По-нимание, следовательно, основывается на внимании голосу-тексту-сказу бытия, на некоем почтительном подчинении в слушании, то есть в по-слушании ему, как наставляющему нас Учителю. Сказ языка выступает как некое выставление напоказ того, что является обговариваемым, причем не просто выставление напоказ, но еще и с указанием на него, побуждающим нас обернуться в его сторону, присмотреться и прислушаться к нему, и мы неизменно идем вслед за этим указанием в некотором недоумении, вынужденные идти от «слов» (в данном случае имеются в виду не слова как таковые, но лишь отдельные самостоятельные составляющие части нашего текста бытия) к

 

 

– 381 –

 

интуиции (то есть озарению понимания при прочтении). Но «от слов к интуиции можно (если повезет) перейти, только совершив некий скачок»[9]. Между простым следованием за указанием и интуицией указанного – пропасть, представляющая собой ощущение невозможности данного, ибо данное не вписывается в имеющуюся у нас схему-текст сознания-бытия, но является явной неотъемлемой частью наличного-(представленного) текста-бытия. Именно эта пропасть особенно важна для нас как «читателей текста», ибо «может быть, понимание начинается с того момента, когда ты оказываешься в ситуации ясного сознания перед лицом некоей невозможной возможности... Когда от тебя требуется мужество невозможного.
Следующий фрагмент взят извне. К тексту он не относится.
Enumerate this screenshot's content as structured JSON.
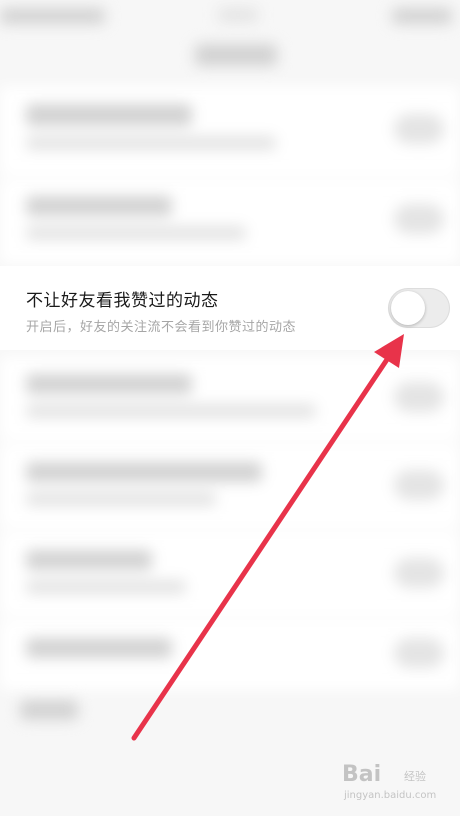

Мысль – отсюда!» и «... следовательно, мыслить – значит, стоять лицом к лицу с чем-то иным, с сутью дела, скрытой за сценой, занятой масками марионетками»[10]. За интуицией этого «иного», за преодолением пропасти – принятие его, «иного», и изменение собственного текста-бытия-сознания. При всяком прочтении мы одним текстом прочитываем другой, создавая при этом совершенно новый третий. «Текст понимается посредством текста, и это понимание возможно лишь как создание текста в акте чтения»[11]. Сознание-понимание-текста бытия постоянно меняется, процесс возникновения новых текстов непрерывен.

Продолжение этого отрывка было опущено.